Jimmy Hollywood (Blu-ray)
Wannabe actor Jimmy Alto is slumming through Hollywood trying to get that one big break every aspiring actor dreams of, problem is it just isn’t happening for him. With his woman at her wits end, Jimmy and his bumbling sidekick William unwittingly begin a series of events that end up creating a fictitious vigilante organization with Jimmy acting out the role of the leader. The situation rapidly gets out of control as Jimmy constantly tries to trump his antics and as a result makes the police’s most wanted list.

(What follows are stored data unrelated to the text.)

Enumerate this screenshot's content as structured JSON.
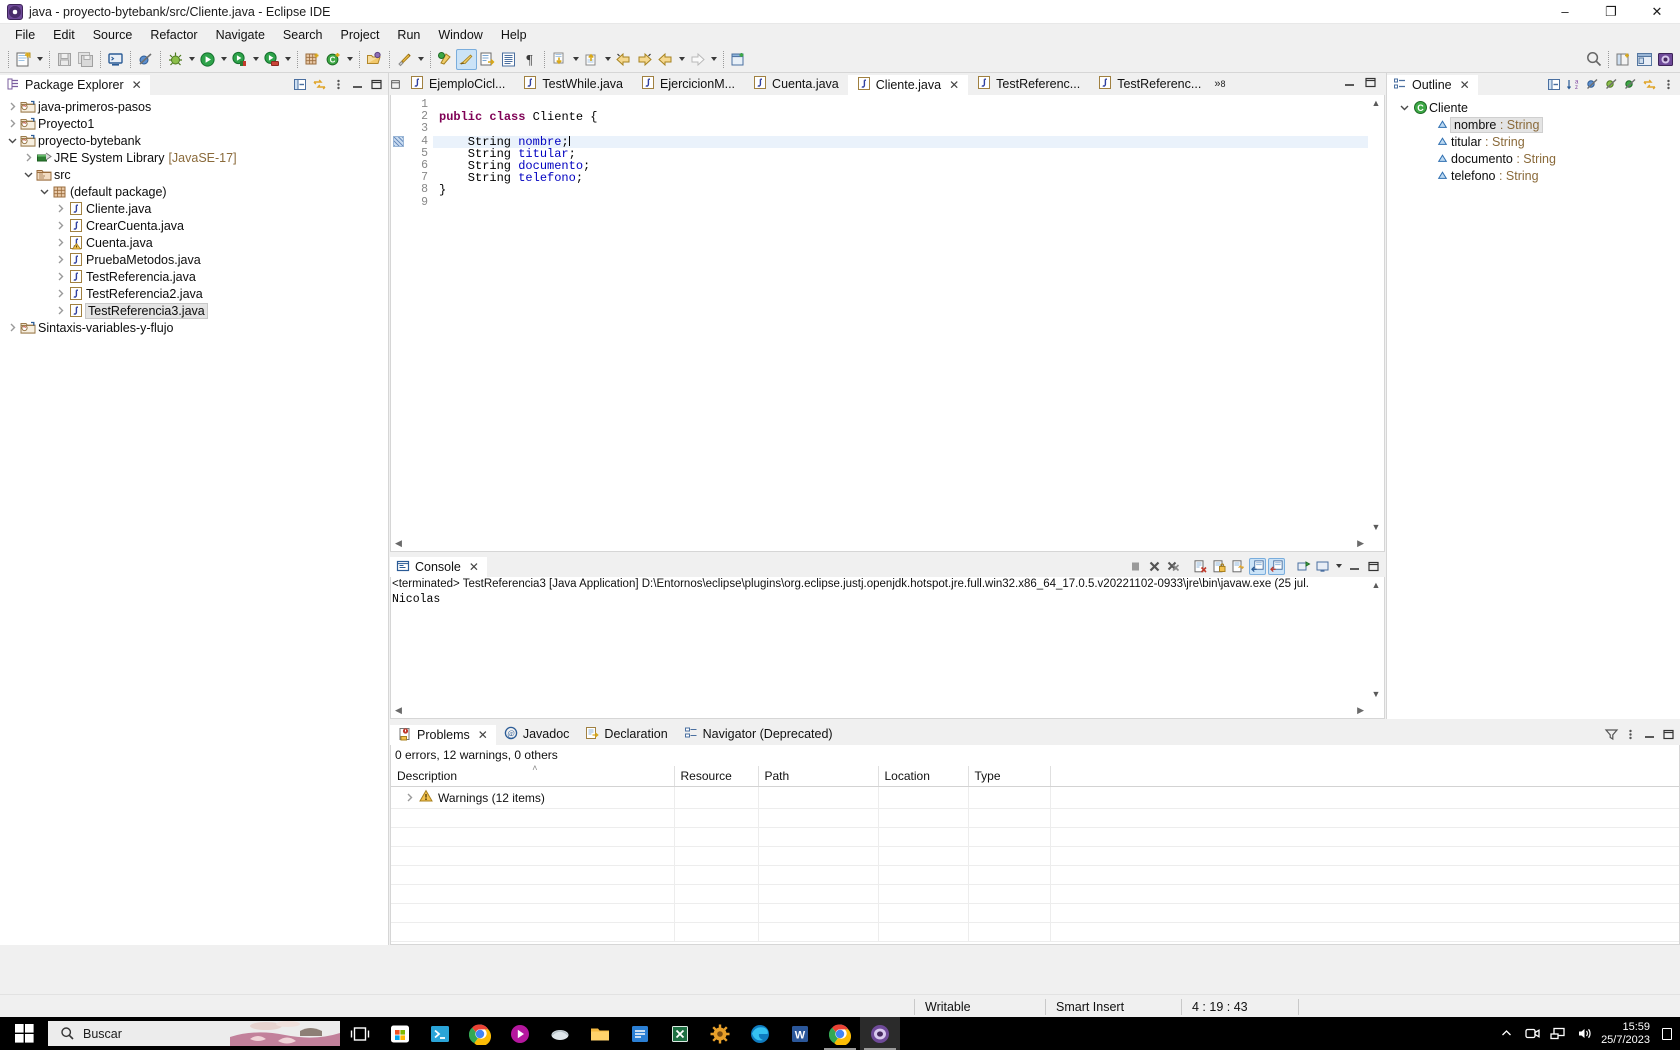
{
  "window": {
    "title": "java - proyecto-bytebank/src/Cliente.java - Eclipse IDE",
    "minimize": "–",
    "maximize": "❐",
    "close": "✕"
  },
  "menubar": {
    "items": [
      "File",
      "Edit",
      "Source",
      "Refactor",
      "Navigate",
      "Search",
      "Project",
      "Run",
      "Window",
      "Help"
    ]
  },
  "package_explorer": {
    "tab_label": "Package Explorer",
    "close_glyph": "✕",
    "tree": [
      {
        "label": "java-primeros-pasos",
        "indent": 0,
        "twist": "collapsed",
        "icon": "java-project-icon",
        "sub": ""
      },
      {
        "label": "Proyecto1",
        "indent": 0,
        "twist": "collapsed",
        "icon": "java-project-icon",
        "sub": ""
      },
      {
        "label": "proyecto-bytebank",
        "indent": 0,
        "twist": "expanded",
        "icon": "java-project-icon",
        "sub": ""
      },
      {
        "label": "JRE System Library",
        "indent": 1,
        "twist": "collapsed",
        "icon": "library-icon",
        "sub": "[JavaSE-17]"
      },
      {
        "label": "src",
        "indent": 1,
        "twist": "expanded",
        "icon": "source-folder-icon",
        "sub": ""
      },
      {
        "label": "(default package)",
        "indent": 2,
        "twist": "expanded",
        "icon": "package-icon",
        "sub": ""
      },
      {
        "label": "Cliente.java",
        "indent": 3,
        "twist": "collapsed",
        "icon": "java-file-icon",
        "sub": ""
      },
      {
        "label": "CrearCuenta.java",
        "indent": 3,
        "twist": "collapsed",
        "icon": "java-file-icon",
        "sub": ""
      },
      {
        "label": "Cuenta.java",
        "indent": 3,
        "twist": "collapsed",
        "icon": "java-file-warning-icon",
        "sub": ""
      },
      {
        "label": "PruebaMetodos.java",
        "indent": 3,
        "twist": "collapsed",
        "icon": "java-file-icon",
        "sub": ""
      },
      {
        "label": "TestReferencia.java",
        "indent": 3,
        "twist": "collapsed",
        "icon": "java-file-icon",
        "sub": ""
      },
      {
        "label": "TestReferencia2.java",
        "indent": 3,
        "twist": "collapsed",
        "icon": "java-file-icon",
        "sub": ""
      },
      {
        "label": "TestReferencia3.java",
        "indent": 3,
        "twist": "collapsed",
        "icon": "java-file-icon",
        "sub": "",
        "selected": true
      },
      {
        "label": "Sintaxis-variables-y-flujo",
        "indent": 0,
        "twist": "collapsed",
        "icon": "java-project-icon",
        "sub": ""
      }
    ]
  },
  "editor": {
    "tabs": [
      {
        "label": "EjemploCicl...",
        "active": false
      },
      {
        "label": "TestWhile.java",
        "active": false
      },
      {
        "label": "EjercicionM...",
        "active": false
      },
      {
        "label": "Cuenta.java",
        "active": false
      },
      {
        "label": "Cliente.java",
        "active": true
      },
      {
        "label": "TestReferenc...",
        "active": false
      },
      {
        "label": "TestReferenc...",
        "active": false
      }
    ],
    "overflow_label": "»",
    "overflow_count": "8",
    "close_glyph": "✕",
    "lines": [
      {
        "n": "1",
        "tokens": []
      },
      {
        "n": "2",
        "tokens": [
          {
            "t": "public ",
            "c": "kw"
          },
          {
            "t": "class ",
            "c": "kw"
          },
          {
            "t": "Cliente {",
            "c": ""
          }
        ]
      },
      {
        "n": "3",
        "tokens": []
      },
      {
        "n": "4",
        "highlight": true,
        "marker": true,
        "caret": true,
        "tokens": [
          {
            "t": "    String ",
            "c": ""
          },
          {
            "t": "nombre",
            "c": "fld"
          },
          {
            "t": ";",
            "c": ""
          }
        ]
      },
      {
        "n": "5",
        "tokens": [
          {
            "t": "    String ",
            "c": ""
          },
          {
            "t": "titular",
            "c": "fld"
          },
          {
            "t": ";",
            "c": ""
          }
        ]
      },
      {
        "n": "6",
        "tokens": [
          {
            "t": "    String ",
            "c": ""
          },
          {
            "t": "documento",
            "c": "fld"
          },
          {
            "t": ";",
            "c": ""
          }
        ]
      },
      {
        "n": "7",
        "tokens": [
          {
            "t": "    String ",
            "c": ""
          },
          {
            "t": "telefono",
            "c": "fld"
          },
          {
            "t": ";",
            "c": ""
          }
        ]
      },
      {
        "n": "8",
        "tokens": [
          {
            "t": "}",
            "c": ""
          }
        ]
      },
      {
        "n": "9",
        "tokens": []
      }
    ]
  },
  "outline": {
    "tab_label": "Outline",
    "close_glyph": "✕",
    "items": [
      {
        "name": "Cliente",
        "type": "",
        "indent": 0,
        "twist": "expanded",
        "icon": "class-icon"
      },
      {
        "name": "nombre",
        "type": " : String",
        "indent": 1,
        "twist": "",
        "icon": "field-icon",
        "selected": true
      },
      {
        "name": "titular",
        "type": " : String",
        "indent": 1,
        "twist": "",
        "icon": "field-icon"
      },
      {
        "name": "documento",
        "type": " : String",
        "indent": 1,
        "twist": "",
        "icon": "field-icon"
      },
      {
        "name": "telefono",
        "type": " : String",
        "indent": 1,
        "twist": "",
        "icon": "field-icon"
      }
    ]
  },
  "console": {
    "tab_label": "Console",
    "close_glyph": "✕",
    "header": "<terminated> TestReferencia3 [Java Application] D:\\Entornos\\eclipse\\plugins\\org.eclipse.justj.openjdk.hotspot.jre.full.win32.x86_64_17.0.5.v20221102-0933\\jre\\bin\\javaw.exe  (25 jul.",
    "output": "Nicolas"
  },
  "problems": {
    "tabs": [
      {
        "label": "Problems",
        "active": true,
        "icon": "problems-icon"
      },
      {
        "label": "Javadoc",
        "active": false,
        "icon": "javadoc-icon"
      },
      {
        "label": "Declaration",
        "active": false,
        "icon": "declaration-icon"
      },
      {
        "label": "Navigator (Deprecated)",
        "active": false,
        "icon": "navigator-icon"
      }
    ],
    "close_glyph": "✕",
    "summary": "0 errors, 12 warnings, 0 others",
    "columns": [
      "Description",
      "Resource",
      "Path",
      "Location",
      "Type"
    ],
    "rows": [
      {
        "description": "Warnings (12 items)",
        "resource": "",
        "path": "",
        "location": "",
        "type": "",
        "icon": "warning-icon",
        "twist": "collapsed"
      }
    ],
    "empty_rows": 7
  },
  "statusbar": {
    "writable": "Writable",
    "insert_mode": "Smart Insert",
    "position": "4 : 19 : 43"
  },
  "taskbar": {
    "search_placeholder": "Buscar",
    "time": "15:59",
    "date": "25/7/2023",
    "apps": [
      "task-view-icon",
      "microsoft-store-icon",
      "terminal-icon",
      "chrome-icon",
      "media-player-icon",
      "paint-icon",
      "file-explorer-icon",
      "text-editor-icon",
      "excel-icon",
      "settings-icon",
      "edge-icon",
      "word-icon",
      "chrome2-icon",
      "eclipse-icon"
    ]
  },
  "colors": {
    "accent_blue": "#0a5aa8",
    "keyword_purple": "#7f0055",
    "field_blue": "#0000c0",
    "selection_blue": "#eaf2fb",
    "chrome_gray": "#f0f0f0"
  }
}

At first glance one might ask themselves why Joe Pesci and Christian Slater would take on a project like this one (seeing as how I’d never heard of this, I myself asked this very question). JIMMY HOLLYWOOD is a different take on the search for stardom. So many people dream of running away to Hollywood and becoming a famous actor or actress but I think we all know how that tends to end most of the time. Case in point, a High School buddy of mine Mike went off to L.A. and then Vancouver to do just that. Like Jimmy, he even referred to himself as an “actor” despite never really starring in anything substantial. Frustrated, Mike moved back home and got into personal training where’s he’s now happy and doing well. Jimmy takes a different route and it’s plainly obvious how he suffers because of it.
With that in mind, the story does shed a distinct light upon the deconstruction of Hollywood California compared to the glory days of celebrities and stardom. The pace is regrettably slow at first, but the underlining themes and emotions tied to these characters are justifiable and even endearing. That said, Jimmy’s so called solution to his acting draught brings about the comedy aspect of this film but ironically enough brings with it a fair amount of truth. I’m not going to say things would play out the same way in the real world but I will say that the end result would no doubt be similar (I won’t go into details and ruin an ending that made the two hours well worth while).
The easiest thing to love about this film is Pesci himself. Sure, the man’s made just as many throwaway flicks as he has blockbusters but there’s no questioning his flawless personality and ability to entertain (I’ll always love his pen scene in CASINO and pretty much his entire performance in GOODFELLAS most of all). I was disappointed in Slater here though, I mean really, this was the best you could pull off in the nineties!? I met Slater in Toronto about four years ago when he was promoting a film at the Toronto Film Festival and he’s a hell of a cool guy. He was stone cold sober and I was absolutely trashed but he was able to look past that and we had a pretty good conversation about the business. He’s a fantastic actor and I hope he gets a comeback role he can bank on here soon.
JIMMY HOLLYWOOD isn’t awe inspiring or “must see” cinema but I won’t argue the accuracy and relevance of this film’s underlining message concerning Hollywood’s days of old. If you’re a fan of Pesci’s work you’ll no doubt enjoy him here but don’t expect much out of Slater as his role is sadly hollow aside from the remotely humorous Mummy phobia from his childhood. All in all I could recommend it for that rainy day when nothing else is on but don’t waste your cold hard cash on it, especially considering the lack of extras.
Video: 1.78:1 Widescreen in 1080p HD with AVC codec. Hollywood looks rather glum through the eyes of Jimmy Alto but the transfer’s decent for a mid nineties flick.
Audio: 5.1 DTS-HD in English and Spanish with the same subtitle options. For all the dialogue Slater has, most of it is annoyingly repetitive and that’s a shame.
Previews: Sadly there isn’t much here to work with aside from one commercial sporting some LIONSGATE flicks coming soon to Blu-ray. I’m glad to see CHAOS is coming though.